誰說玩物一定喪志,方寸也可集千秋——西南聯大與集郵

西南聯大是一所隨全面抗戰而始終的流亡大學,先後經歷了短暫的長沙臨時大學時代和八年紮根西南邊陲詩書救國的昆明西南聯合大學時代,是中華民族文化抗戰的傑出代表。

這所大學結束流亡歷史之後,其培養的8000多名英才在祖國各地為國家貢獻智慧和力量,產生了兩位諾貝爾獎獲得者、5位國家最高科技獎獲得者、8位“兩彈一星”勳章獲得者、10位國家領導人、176位院士和一大批自然科學和人文社科領域的傑出人才,為新中國的建設發展作出了應有的貢獻。

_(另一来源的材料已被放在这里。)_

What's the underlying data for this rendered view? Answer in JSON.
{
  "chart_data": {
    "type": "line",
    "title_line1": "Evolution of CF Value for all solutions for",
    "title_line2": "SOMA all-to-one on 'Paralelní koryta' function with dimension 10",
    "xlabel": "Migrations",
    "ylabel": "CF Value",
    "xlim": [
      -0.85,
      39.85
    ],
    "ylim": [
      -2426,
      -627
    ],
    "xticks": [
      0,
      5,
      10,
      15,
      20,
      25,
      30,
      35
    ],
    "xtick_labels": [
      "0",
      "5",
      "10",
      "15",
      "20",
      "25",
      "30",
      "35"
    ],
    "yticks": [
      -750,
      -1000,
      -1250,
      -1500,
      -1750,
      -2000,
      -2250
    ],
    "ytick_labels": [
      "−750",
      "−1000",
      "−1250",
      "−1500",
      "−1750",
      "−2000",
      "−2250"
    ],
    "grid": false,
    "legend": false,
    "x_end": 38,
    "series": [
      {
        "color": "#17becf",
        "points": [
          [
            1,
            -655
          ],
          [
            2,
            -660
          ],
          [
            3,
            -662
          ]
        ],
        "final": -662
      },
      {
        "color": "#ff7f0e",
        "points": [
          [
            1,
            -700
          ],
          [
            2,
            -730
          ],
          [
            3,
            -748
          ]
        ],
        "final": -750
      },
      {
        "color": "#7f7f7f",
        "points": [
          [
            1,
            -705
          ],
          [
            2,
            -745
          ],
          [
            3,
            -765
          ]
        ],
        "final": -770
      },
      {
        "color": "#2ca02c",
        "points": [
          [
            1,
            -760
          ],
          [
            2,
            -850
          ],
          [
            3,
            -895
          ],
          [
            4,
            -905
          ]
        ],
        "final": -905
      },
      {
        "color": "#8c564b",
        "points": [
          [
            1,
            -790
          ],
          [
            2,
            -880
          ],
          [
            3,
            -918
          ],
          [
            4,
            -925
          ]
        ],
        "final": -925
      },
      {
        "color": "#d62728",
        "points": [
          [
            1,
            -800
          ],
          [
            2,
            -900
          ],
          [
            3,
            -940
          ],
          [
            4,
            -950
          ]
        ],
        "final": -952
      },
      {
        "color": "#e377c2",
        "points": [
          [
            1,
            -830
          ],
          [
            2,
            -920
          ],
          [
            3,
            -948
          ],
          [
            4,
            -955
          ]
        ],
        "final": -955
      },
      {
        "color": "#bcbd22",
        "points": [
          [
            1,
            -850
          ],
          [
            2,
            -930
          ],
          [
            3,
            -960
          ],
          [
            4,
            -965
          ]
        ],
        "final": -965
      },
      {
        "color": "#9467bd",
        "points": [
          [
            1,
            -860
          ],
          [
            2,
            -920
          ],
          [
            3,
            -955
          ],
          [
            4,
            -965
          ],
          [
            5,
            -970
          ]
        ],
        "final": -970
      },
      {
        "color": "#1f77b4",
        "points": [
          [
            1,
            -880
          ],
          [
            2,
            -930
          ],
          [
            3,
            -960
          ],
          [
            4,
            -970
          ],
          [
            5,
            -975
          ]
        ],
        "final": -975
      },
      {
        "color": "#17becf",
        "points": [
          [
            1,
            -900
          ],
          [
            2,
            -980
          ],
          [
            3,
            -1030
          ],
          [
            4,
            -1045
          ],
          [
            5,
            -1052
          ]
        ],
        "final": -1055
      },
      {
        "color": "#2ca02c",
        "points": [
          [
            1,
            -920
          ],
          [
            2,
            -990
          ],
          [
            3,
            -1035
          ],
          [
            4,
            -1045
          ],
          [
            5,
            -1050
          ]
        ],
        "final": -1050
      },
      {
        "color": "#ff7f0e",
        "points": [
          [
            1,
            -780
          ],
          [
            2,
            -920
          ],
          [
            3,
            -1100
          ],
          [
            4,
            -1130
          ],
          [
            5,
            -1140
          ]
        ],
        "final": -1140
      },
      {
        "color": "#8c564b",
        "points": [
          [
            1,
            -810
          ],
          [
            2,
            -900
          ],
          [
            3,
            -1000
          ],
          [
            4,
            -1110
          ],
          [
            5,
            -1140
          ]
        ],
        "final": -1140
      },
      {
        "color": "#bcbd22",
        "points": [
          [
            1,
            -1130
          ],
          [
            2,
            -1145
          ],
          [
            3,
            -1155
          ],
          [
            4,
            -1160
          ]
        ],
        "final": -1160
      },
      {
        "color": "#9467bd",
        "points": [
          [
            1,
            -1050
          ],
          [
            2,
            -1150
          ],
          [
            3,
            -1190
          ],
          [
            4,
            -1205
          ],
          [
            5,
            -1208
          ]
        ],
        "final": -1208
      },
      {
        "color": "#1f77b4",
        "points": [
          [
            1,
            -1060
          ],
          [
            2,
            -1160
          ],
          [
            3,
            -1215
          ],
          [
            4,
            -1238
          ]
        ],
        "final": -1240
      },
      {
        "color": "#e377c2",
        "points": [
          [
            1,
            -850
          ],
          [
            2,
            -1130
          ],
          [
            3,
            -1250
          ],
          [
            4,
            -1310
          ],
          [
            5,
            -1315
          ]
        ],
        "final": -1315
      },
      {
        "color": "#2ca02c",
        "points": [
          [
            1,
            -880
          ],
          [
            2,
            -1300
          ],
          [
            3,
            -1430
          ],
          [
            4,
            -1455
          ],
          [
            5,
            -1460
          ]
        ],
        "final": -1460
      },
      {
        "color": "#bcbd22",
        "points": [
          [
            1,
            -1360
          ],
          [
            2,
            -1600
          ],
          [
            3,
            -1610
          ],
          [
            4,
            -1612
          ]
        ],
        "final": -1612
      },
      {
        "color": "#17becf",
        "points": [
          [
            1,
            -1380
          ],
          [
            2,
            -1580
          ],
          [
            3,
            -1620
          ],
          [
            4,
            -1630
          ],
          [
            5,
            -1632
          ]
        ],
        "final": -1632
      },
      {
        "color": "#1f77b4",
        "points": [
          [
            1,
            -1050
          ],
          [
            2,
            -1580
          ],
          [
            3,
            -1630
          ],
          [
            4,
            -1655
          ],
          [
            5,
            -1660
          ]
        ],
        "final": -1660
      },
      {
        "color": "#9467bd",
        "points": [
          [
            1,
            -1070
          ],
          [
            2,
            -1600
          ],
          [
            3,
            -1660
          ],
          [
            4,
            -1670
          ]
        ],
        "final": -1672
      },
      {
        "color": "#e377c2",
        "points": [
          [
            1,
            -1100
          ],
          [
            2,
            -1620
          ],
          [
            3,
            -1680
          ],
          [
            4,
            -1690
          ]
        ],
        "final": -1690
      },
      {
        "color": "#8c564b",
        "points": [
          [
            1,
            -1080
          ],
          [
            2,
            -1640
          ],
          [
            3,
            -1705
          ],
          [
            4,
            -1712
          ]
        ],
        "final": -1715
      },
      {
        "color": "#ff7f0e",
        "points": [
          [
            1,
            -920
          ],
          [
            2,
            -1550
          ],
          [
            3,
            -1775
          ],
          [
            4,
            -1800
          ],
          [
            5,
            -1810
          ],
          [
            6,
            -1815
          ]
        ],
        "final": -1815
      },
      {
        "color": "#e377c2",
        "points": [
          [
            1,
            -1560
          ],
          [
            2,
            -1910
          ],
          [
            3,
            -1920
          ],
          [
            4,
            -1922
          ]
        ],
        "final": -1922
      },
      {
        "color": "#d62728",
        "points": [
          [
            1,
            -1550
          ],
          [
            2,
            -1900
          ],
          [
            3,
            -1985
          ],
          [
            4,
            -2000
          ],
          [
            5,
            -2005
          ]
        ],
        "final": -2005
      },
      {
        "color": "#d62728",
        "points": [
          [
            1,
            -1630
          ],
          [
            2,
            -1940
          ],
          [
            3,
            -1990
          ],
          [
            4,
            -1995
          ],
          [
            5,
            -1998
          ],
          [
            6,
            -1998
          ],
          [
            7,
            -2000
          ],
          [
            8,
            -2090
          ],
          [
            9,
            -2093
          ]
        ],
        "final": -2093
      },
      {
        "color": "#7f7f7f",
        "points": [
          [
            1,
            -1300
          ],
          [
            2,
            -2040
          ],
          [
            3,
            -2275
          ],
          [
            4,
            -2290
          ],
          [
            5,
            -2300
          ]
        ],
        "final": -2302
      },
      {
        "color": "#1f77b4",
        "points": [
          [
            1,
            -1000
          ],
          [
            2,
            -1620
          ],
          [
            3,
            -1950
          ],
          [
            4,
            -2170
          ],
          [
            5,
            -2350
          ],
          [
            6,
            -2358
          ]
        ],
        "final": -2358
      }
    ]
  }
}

西南聯大的成就是多方面的,而西南聯大師生的興趣愛好與他們的成就一樣,也是多方面的。

在聯大師生林林總總的興趣愛好中,集郵活動是非常突出的一方面。

無論抗戰中的西南聯大,還是與新中國共同進步的聯大人,都與集郵產生了密不可分的聯繫。

《雲南省志·卷三十五·郵電志》載曰:“抗日戰爭期間,西南聯合大學師生中有不少集郵者。”

言簡而意遠,說的一點不錯。聯大的到來,為抗戰時期的雲南集郵界又添了蓬勃的生力軍。

誰說玩物一定喪志,方寸也可集千秋——西南聯大與集郵

西南聯大校門(沈叔平攝)

談聯大的集郵,自然先得談談教師的集郵。

因為集郵也是一種相互影響的收藏活動,無論其收集各式各樣的郵票是否有投資心理,對群體性的集郵活動必然會產生或多或少的帶動與影響。

聯大的教師,各有不同的雅好,集郵自然是其中之一。聯大教師中愛好集郵者不在少數,而其中的佼佼者,也可以數上好多位。

主持聯大校務的梅貽琦常委在音樂、詩詞、字畫、室外運動以外的愛好中,最為鍾愛的便是集郵。

天津學者羅澍偉在《梅貽琦:天津走出的清華校長》中寫道:“由於領導工作的繁忙和生活環境的惡劣,他對許多愛好只能捨棄。

只有集郵是他堅持最久的,他寫字檯抽屜裡放著幾大本集郵簿,裡面保存著各種各樣精美漂亮的中外郵票。”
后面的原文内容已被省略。